Solve: y^n=k^2y y=(1)=y(-1)=A
Assuming that y^n is the nth differential coefft of y(x), i.e. y^n = y^(n) = d^n(y)/dx^n, then what we have is
y^(n) = k^2y
Assume a solution of the form, y = C.e^(mx), then
y^(n) = C.(m^n).e^(mx)
The auxiliary eqn then is,
m^n – k^2 = 0
m^n = k^2
m = k^(2/n) (n odd), or m = +/- k^(2/n) (n even)
Therefore,
y = P.e^(øx) (n odd), or y = Q.e^(øx) + R.e^(-øx) (n even), using ø = k^(2/n)

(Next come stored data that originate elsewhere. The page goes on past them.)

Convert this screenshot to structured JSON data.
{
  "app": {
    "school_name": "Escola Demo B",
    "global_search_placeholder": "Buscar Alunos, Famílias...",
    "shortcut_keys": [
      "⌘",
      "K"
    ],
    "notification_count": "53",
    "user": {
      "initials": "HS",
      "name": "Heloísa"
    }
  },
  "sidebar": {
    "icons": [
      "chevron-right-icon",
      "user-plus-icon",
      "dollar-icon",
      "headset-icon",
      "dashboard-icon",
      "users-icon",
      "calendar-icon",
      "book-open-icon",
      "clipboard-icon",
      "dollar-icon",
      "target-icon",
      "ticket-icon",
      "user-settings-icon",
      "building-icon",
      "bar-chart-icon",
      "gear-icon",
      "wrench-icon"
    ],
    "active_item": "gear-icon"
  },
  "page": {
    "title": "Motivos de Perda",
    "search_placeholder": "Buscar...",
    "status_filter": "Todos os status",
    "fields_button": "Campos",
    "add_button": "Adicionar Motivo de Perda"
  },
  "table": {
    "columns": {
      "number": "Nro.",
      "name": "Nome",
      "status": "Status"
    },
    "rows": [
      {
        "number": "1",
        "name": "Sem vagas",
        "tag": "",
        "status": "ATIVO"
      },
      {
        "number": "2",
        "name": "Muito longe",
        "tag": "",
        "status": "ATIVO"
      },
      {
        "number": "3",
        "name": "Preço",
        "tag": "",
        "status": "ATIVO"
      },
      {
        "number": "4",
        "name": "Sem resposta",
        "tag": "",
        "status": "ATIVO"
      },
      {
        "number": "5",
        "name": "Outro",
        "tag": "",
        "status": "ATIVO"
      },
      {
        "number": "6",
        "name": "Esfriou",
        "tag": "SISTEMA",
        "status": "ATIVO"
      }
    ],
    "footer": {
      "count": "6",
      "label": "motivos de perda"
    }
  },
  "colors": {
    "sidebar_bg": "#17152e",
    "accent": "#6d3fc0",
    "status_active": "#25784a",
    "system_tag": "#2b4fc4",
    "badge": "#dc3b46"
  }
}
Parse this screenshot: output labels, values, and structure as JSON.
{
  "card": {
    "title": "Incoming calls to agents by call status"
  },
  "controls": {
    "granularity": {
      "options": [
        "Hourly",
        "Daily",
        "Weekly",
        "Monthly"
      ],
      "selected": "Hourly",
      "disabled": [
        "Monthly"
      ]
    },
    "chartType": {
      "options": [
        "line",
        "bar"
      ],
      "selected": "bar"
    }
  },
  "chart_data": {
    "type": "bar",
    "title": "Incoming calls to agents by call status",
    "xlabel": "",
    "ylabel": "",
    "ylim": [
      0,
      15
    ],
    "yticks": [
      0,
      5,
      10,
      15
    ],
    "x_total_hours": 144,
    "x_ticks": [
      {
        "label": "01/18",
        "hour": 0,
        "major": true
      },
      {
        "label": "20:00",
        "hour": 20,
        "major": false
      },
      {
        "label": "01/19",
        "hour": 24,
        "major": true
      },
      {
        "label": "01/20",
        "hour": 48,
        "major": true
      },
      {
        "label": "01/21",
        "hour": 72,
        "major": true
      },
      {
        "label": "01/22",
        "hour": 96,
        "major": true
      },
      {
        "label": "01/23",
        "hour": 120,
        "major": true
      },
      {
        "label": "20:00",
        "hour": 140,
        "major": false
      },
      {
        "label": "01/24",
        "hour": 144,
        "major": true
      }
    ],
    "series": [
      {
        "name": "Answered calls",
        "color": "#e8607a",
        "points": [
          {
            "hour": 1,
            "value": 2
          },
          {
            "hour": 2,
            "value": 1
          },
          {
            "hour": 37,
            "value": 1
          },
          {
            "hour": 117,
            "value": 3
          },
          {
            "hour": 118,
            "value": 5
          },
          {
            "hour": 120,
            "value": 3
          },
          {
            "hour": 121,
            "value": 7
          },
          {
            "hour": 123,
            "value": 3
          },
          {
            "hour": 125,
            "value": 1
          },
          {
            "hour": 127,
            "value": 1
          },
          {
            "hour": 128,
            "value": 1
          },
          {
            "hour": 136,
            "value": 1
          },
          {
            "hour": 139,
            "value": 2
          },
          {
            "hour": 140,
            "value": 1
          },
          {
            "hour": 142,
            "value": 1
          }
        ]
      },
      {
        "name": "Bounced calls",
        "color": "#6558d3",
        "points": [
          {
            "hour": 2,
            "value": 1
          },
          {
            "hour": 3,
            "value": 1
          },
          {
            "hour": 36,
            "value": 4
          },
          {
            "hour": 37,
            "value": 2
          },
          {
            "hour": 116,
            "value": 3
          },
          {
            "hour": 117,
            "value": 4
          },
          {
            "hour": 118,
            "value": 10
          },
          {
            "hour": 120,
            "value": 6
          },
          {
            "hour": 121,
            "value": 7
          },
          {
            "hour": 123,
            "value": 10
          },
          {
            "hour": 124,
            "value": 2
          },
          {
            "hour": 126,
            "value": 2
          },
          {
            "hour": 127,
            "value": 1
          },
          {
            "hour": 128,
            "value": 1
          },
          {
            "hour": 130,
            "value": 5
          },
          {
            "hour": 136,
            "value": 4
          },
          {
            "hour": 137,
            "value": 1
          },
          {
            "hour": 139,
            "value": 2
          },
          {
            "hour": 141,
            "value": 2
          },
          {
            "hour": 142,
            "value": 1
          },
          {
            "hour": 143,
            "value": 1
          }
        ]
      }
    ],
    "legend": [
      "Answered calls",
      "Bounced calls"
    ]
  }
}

Using the initial values y(1) = y(-1) = A,
n = odd
y(1) = A = P.e^(ø)
y(-1) = A = P.e^(-ø)
Since we cannot have e^(ø) = e^(-ø), then n = odd is not a solution.
n = even
y(1) = A = Q.e^(ø) + R.e^(-ø)
y(-1) = A = Q.e^(-ø) + R.e^(ø)
The above eqns require that Q = R
Our final solution will then be of the form,
y = B.e^(øx) + B.e^(-øx)
i.e. y = 2B.cosh(øx)
Using the initial condition,
A = 2B.cosh(ø)
B = A/2cosh(ø)
Finally,
y(x) = A. cosh(øx)/ cosh(ø), ø = k^(2/n), n = 2m, (m e N)